Prime Minister Jacinda Ardern and Covid-19 Response Minister Chris Hipkins say the checks and balances on the border testing regime need to be - and are being - improved. Photo / Mark Mitchell
ANALYSIS
There might be hundreds of border workers who aren't being regularly tested despite potentially coming into contact with people, ships, planes, or other things that have come to New Zealand from overseas.
And workers who are being tested can go 12 days without a test and still meet theweekly testing requirement, or 26 days without a test and still meet the fortnightly requirement.
Today's case of an Auckland airport worker is a timely reminder of the importance of such tests, which can catch a case early before it has a chance to spread in the community.
The Government ideally would have eyes on everyone in MIQ and at the border who needs to be tested, and whether these tests are being done.
This is a vulnerability in a system that everyone thought was tip-top until last week, when MBIE revealed that a Grand Millennium security guard, Case B, hadn't been tested for five months.
He was apparently lying by telling his employer, First Security, that he was being tested fortnightly.
First Security or the Government could have checked whether that was actually happening by looking at the border worker testing register - but neither did.
This is the hole - not only in MIQ but across the whole border testing regime - which prompted National MP Simon Bridges to liken the system to an honesty box at a roadside feijoa stall.
The Government concedes that the checks and balances need to be better.
Taking unvaccinated workers away from the frontline from the start of May will help, as will the new public health order that takes effect from 11.59pm tomorrow.
Currently border workers requiring weekly testing must have a test at least once within a seven-day period. This means they could go 12 days - or 26 days, if they need fortnightly tests - without a test and still meet the requirements.
Under the new order, workers requiring weekly testing will need to be tested within seven days of their last test.
The order also adds baggage handlers and workers who come into contact with "affected items" - such as the LSG Sky Chefs worker who may have caught Covid-19 from handling linen from incoming flights - to the list of those who must be tested.
And from next Tuesday, April 27, all border employers will be required to use the Government's border worker testing register. Currently, only about 60 per cent of them do.
But the register only tells us when workers have been tested, not when they should be tested.
Employers - public and private - are legally required to keep a record of who needs to be tested and when, which essentially makes them the Government's eyes on the border workforce.
But the onus is on the Government to ensure compliance, and whether it's doing enough - balancing issues such as privacy and practicality - has been the subject of some resistance.
Ankle-bracelets for border workers is too Big Brother-ish, said Covid-19 Response Minister Chris Hipkins.
The Government can't be expected to be on every street corner checking that every car is keeping to the speed limit, PM Jacinda Ardern said.
But is it on any corner at all? What spot checks have been done, if any? Is there even a compliance team checking up on the border-wide system?
One check that's been live since February is the "WhosOnLocation" register at every MIQ facility where workers sign in and out. That can then be matched against the border worker testing register to see if workers are being tested as frequently as they should be.
It's not foolproof - Hipkins said Case B wasn't signing in - but if it improves compliance, why not look into rolling it out to ports and airports?
Why hasn't there been a system-wide audit, followed by fining any worker missing tests and any employer failing to keep proper tabs on their workers?
Is the $300 infringement fee or $1000 court-imposed fine enough of an incentive to follow the rules?
Confidence in the system has been shaken, and it's unlikely to be reassured by MBIE boss Carolyn Tremain writing to MIQ employers last month to remind them of their legal obligations, nor by Hipkins sending a similar letter tomorrow.
More worryingly, Tremain couldn't say what compliance checks, if any, had happened since September, when regular testing became the law.
In the fallout last week, Hipkins revealed the results of recent sampling that showed 90 per cent compliance from the 4500-strong MIQ workforce, and 98.4 per cent compliance if the testing timeframes included some leniency beyond the required timeframes.
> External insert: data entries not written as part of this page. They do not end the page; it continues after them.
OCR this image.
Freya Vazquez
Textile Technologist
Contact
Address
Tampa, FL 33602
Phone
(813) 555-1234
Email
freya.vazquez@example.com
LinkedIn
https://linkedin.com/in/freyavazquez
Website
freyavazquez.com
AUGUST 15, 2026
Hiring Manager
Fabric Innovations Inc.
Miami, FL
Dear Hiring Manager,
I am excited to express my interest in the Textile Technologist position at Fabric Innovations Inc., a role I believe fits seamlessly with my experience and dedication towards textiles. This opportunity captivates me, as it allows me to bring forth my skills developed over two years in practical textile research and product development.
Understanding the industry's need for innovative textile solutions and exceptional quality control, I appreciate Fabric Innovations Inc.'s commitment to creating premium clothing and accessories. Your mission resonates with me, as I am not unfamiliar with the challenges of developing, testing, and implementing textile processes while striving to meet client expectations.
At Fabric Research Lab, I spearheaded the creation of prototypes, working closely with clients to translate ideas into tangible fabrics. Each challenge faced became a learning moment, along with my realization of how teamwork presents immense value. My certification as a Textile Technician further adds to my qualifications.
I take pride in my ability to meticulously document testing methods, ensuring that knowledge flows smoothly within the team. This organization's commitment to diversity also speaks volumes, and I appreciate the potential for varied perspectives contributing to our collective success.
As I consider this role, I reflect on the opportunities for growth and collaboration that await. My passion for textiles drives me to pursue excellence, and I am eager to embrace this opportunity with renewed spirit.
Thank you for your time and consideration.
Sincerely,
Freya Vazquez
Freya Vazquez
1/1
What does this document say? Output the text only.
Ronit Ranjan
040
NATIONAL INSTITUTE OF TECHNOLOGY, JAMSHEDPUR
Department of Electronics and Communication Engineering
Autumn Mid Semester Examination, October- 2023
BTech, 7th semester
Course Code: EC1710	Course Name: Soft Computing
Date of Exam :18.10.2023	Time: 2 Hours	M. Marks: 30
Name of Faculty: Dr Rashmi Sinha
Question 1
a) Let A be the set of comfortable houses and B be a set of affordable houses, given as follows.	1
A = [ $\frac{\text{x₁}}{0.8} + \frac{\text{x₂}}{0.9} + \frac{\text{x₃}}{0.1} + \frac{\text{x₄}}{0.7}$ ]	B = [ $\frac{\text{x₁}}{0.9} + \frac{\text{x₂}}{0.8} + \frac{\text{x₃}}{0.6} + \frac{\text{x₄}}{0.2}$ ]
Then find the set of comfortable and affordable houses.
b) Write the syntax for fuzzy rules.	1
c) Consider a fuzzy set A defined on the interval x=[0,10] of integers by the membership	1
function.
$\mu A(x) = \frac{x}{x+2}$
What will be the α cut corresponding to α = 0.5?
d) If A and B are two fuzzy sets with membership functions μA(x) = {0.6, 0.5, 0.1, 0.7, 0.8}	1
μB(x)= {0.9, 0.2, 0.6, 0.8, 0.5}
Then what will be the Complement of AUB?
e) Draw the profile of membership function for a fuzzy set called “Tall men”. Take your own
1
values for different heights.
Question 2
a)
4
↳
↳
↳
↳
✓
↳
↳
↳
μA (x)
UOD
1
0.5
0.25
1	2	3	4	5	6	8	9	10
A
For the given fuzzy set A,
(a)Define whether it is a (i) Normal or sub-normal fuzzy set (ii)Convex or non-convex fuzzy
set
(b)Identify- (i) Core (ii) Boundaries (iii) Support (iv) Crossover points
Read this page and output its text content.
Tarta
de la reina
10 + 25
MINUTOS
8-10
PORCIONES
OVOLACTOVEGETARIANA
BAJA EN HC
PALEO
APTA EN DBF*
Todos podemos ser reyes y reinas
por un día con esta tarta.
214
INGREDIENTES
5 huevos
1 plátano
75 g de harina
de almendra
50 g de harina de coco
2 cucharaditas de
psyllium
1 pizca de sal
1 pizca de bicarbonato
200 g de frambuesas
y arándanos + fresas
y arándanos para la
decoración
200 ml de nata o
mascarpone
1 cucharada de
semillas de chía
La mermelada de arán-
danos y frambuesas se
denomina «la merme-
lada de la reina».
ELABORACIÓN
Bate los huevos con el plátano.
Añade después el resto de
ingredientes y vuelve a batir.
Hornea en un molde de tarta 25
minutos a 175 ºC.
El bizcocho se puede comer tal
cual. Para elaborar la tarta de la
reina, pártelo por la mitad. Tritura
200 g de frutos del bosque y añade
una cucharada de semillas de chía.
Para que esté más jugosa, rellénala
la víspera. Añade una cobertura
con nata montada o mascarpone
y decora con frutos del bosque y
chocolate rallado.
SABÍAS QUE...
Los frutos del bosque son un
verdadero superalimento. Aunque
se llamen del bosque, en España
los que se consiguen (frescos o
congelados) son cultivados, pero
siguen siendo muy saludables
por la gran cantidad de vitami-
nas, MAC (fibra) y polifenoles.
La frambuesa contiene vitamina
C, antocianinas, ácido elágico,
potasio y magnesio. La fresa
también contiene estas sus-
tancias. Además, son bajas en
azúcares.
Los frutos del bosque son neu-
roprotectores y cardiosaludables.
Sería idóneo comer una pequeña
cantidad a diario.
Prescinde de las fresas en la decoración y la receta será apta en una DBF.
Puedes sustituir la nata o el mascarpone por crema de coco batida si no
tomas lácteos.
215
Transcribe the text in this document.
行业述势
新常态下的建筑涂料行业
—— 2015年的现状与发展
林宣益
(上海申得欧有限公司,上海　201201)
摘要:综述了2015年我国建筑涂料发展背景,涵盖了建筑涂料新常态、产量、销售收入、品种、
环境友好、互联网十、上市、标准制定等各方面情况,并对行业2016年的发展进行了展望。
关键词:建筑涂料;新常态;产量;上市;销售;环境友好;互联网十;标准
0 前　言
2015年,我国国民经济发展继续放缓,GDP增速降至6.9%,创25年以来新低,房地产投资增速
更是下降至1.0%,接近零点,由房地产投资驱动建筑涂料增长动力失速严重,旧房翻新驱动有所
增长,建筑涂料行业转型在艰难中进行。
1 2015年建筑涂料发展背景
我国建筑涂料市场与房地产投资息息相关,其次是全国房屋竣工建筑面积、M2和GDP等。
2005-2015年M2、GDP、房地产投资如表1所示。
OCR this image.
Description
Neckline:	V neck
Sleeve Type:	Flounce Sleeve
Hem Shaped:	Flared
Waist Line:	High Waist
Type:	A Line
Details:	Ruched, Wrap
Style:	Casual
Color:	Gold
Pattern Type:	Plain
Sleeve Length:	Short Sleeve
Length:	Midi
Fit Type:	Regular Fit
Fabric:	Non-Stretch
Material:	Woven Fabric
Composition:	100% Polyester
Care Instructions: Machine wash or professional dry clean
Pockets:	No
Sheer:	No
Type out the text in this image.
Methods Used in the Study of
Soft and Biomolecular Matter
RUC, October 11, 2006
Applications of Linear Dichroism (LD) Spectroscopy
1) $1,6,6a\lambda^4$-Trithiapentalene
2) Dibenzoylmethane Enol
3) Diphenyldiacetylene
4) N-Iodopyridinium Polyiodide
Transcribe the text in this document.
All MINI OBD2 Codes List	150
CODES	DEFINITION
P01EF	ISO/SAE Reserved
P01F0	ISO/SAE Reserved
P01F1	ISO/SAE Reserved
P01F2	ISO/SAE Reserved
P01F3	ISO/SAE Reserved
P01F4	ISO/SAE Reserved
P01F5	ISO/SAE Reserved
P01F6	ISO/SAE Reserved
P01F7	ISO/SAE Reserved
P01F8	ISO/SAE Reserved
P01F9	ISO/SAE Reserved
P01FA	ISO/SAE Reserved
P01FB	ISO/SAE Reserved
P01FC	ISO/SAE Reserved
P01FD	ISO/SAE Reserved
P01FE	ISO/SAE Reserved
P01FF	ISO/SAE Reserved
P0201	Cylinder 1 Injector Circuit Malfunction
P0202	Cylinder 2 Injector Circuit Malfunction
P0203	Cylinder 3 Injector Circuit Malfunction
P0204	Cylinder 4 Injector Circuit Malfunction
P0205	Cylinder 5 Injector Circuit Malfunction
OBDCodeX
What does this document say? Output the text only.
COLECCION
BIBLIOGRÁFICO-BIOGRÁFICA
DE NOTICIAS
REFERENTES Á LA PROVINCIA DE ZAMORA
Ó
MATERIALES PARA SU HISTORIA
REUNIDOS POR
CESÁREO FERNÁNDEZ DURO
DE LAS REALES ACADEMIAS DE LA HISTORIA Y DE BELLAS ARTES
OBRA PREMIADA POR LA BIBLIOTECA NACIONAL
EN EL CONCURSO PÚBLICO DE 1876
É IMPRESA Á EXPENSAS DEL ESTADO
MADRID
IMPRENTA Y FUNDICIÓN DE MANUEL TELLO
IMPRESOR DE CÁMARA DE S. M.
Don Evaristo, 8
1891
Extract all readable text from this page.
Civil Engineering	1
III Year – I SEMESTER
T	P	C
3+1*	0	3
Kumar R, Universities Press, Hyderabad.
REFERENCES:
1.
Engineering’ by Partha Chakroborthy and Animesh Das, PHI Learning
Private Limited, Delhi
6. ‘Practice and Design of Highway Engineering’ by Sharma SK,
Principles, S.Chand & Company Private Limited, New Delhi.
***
Seventy-four MIQ workers hadn't been tested.
If we apply that rate of non-compliance to the 15,000-odd border workers - including MIQ workers - who need to be regularly tested, there could be about 230 workers who are missing their tests.
More importantly, it begs the question of why such sampling wasn't being done earlier, and isn't being done across the whole border rather than just MIQ.
That would at least give us an idea of the size of the problem.
The Herald has asked how many border workers are missing their tests. The query bounced from MBIE to Customs to DPMC to Health.